Car Villa Vortex est non seulement un épais pavé mais aussi un ouvrage découpé en quatre "Mondes" tenant à la fois de l’essai, du journal intime, de l’étude politique et accessoirement du roman. Le personnage central s’appelle Georges Kermal et se souvient d’une enquête, d’un serial killer qui découpait des gamines en morceaux pour tenter de donner vie à la mort. Qui leur glissait des disquettes, des fils, des articulations à l’intérieur du corps pour faire de ses cadavres des re-créations humaines... Kermal est assisté par Mazarin, un vieux de la vieille qu’on lui flanque dans les pattes et qui va lui présenter un ancien flic mis au placard pour avoir voulu se pencher de trop près et trop tôt sur le phénomène des tueurs en série. Un phénomène en parfaite adéquation avec l’évolution de la société contemporaine, qui ne récolte que ce qu’elle sème.
Naviguant entre réflexions sur la chute des démocraties européennes et sur la fascination qu’exerce la mort, Dantec nous livre sa version des dix dernières années du vingtième siècle. Entre l’effondrement du mur de Berlin, élément déclencheur pour le narrateur, et l’apogée du terrorisme international, illustré par les attentats du 11 septembre, il peint un univers désespéré ayant engendré sa perte. Réflexions mystiques, ésotériques et religieuses, chapitres entiers sur la notion d’écrivain, de narrateur, de double ou de personnage, le lecteur non averti se sentira sans doute un peu perdu, surtout s’il n’a pas pris la peine de se munir d’un dictionnaire.

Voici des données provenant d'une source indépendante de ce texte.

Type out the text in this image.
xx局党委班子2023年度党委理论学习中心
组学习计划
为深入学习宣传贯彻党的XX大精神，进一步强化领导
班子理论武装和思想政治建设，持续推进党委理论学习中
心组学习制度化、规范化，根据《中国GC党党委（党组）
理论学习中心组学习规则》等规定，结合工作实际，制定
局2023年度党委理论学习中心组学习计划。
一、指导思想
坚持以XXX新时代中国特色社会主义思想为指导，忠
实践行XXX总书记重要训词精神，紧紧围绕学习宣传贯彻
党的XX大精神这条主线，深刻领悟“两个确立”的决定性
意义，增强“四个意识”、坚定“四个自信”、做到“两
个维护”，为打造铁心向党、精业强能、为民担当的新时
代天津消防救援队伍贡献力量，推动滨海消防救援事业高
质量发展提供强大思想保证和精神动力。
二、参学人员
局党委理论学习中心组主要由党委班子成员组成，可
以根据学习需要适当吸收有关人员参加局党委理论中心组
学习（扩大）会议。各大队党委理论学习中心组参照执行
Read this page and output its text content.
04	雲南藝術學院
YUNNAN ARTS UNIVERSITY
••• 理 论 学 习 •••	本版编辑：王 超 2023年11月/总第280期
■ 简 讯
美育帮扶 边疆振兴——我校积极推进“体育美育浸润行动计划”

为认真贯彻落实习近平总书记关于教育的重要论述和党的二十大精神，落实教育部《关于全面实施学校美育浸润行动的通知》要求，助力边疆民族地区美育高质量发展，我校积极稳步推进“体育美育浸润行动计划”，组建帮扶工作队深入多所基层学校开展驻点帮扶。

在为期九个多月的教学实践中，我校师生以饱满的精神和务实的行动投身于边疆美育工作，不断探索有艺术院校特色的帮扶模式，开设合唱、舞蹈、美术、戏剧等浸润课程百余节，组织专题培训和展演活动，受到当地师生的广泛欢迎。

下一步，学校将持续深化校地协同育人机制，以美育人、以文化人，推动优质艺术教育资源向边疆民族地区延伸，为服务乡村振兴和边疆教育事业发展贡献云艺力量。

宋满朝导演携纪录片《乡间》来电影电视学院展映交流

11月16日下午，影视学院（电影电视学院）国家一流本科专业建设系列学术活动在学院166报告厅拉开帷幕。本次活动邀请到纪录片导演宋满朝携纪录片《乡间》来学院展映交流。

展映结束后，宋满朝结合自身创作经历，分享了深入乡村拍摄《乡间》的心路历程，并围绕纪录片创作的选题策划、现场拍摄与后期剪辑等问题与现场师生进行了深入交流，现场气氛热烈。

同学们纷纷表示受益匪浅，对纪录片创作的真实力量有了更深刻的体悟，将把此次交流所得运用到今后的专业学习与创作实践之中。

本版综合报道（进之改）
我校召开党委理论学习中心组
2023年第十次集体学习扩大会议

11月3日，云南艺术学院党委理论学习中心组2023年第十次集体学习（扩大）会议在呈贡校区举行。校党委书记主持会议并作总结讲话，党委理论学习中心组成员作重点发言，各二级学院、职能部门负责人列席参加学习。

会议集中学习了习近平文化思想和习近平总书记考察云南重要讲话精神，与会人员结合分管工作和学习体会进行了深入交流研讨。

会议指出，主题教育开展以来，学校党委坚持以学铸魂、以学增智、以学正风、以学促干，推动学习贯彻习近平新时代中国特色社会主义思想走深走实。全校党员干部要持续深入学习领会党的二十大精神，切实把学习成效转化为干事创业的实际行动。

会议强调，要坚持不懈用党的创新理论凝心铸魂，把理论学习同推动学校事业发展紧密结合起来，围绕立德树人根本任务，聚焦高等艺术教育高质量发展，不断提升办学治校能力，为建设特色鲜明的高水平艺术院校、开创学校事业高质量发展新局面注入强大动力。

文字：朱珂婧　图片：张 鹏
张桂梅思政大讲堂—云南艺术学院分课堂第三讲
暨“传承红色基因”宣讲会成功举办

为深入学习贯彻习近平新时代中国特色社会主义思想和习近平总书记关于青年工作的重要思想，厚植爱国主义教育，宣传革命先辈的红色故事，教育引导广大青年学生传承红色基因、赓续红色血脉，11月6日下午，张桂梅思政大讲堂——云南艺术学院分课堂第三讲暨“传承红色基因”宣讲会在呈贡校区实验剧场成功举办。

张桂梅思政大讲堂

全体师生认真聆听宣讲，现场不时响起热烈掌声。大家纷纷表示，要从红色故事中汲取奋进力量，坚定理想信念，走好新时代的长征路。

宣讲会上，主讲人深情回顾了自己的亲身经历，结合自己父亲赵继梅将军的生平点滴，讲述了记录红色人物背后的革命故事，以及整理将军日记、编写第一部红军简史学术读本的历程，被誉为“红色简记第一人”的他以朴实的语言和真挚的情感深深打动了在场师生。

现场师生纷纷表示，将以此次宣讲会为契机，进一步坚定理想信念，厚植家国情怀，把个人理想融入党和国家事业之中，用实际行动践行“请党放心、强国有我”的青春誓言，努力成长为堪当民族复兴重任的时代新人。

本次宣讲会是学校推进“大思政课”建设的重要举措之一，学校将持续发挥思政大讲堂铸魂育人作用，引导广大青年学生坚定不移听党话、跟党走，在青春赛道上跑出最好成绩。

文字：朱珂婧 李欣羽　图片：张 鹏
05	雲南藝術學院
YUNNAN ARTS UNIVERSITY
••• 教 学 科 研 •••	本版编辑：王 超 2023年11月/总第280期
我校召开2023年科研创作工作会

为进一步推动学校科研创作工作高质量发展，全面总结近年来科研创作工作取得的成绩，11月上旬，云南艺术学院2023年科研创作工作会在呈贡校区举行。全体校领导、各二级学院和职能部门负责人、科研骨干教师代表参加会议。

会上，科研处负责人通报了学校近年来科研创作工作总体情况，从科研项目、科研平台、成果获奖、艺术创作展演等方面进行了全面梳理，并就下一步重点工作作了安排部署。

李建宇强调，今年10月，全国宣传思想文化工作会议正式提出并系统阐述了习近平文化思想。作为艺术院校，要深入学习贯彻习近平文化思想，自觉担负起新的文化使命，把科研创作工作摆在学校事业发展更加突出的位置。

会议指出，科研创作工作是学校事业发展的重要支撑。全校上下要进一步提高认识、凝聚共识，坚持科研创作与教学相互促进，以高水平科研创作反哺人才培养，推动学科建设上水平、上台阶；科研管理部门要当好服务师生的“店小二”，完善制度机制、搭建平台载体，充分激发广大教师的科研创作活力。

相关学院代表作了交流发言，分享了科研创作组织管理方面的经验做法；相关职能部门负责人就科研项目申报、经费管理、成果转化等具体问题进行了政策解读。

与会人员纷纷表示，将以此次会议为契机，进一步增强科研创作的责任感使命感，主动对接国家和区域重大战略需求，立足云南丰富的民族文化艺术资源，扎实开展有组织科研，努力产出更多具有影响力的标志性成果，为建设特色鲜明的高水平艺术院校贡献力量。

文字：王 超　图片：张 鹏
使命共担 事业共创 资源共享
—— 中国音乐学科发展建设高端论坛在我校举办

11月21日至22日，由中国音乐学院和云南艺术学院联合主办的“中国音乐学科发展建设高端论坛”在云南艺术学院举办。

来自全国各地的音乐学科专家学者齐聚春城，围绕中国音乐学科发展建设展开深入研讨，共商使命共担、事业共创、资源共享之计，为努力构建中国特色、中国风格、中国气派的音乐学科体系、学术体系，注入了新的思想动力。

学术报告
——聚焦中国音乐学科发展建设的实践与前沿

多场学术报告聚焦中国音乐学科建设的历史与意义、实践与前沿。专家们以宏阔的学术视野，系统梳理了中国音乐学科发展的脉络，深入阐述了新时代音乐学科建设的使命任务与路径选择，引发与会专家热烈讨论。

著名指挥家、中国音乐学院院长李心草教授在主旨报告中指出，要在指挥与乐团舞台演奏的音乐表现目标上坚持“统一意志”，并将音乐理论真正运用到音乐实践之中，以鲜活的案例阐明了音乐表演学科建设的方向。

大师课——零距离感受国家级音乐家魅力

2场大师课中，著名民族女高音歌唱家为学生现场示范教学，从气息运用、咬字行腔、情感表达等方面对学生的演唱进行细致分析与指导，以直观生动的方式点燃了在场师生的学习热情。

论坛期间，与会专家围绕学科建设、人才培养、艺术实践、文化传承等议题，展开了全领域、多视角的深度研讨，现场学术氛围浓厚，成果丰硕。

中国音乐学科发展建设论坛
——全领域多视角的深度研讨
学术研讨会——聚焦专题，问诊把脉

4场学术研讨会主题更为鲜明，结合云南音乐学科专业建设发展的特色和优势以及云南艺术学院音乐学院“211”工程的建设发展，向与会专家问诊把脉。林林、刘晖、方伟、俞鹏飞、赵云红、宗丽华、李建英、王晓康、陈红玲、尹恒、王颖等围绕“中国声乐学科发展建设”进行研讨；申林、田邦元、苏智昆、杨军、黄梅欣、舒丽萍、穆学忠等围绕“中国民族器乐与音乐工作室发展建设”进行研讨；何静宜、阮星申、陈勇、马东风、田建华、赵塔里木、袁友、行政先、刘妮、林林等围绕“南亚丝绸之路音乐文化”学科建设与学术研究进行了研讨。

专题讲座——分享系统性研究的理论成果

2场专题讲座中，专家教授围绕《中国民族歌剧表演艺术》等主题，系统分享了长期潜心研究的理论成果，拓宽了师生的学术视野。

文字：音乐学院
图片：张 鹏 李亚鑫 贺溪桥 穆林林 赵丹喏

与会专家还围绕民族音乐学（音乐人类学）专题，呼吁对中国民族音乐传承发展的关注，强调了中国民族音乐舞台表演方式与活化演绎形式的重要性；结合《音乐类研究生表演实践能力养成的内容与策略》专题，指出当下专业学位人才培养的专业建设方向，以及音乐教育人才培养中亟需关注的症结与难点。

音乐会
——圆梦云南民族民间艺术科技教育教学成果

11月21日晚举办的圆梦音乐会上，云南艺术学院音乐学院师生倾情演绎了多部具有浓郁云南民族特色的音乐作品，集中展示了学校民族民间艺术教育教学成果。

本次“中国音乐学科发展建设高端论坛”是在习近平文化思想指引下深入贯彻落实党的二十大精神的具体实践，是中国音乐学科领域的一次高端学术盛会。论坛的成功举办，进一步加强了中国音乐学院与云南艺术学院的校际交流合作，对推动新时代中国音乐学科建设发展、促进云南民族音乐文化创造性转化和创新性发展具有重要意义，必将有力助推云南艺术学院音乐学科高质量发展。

Mais l’ensemble est paradoxalement tellement fort et troublant qu’il est difficile de ne pas se laisser emporter dans cet insatiable tourbillon linguistique. On pourrait reprocher à Dantec d’en faire trop. On pourrait reprocher à Dantec une vision du monde manichéenne et désespérée. On pourrait lui reprocher beaucoup de choses mais certainement pas de manquer de talent.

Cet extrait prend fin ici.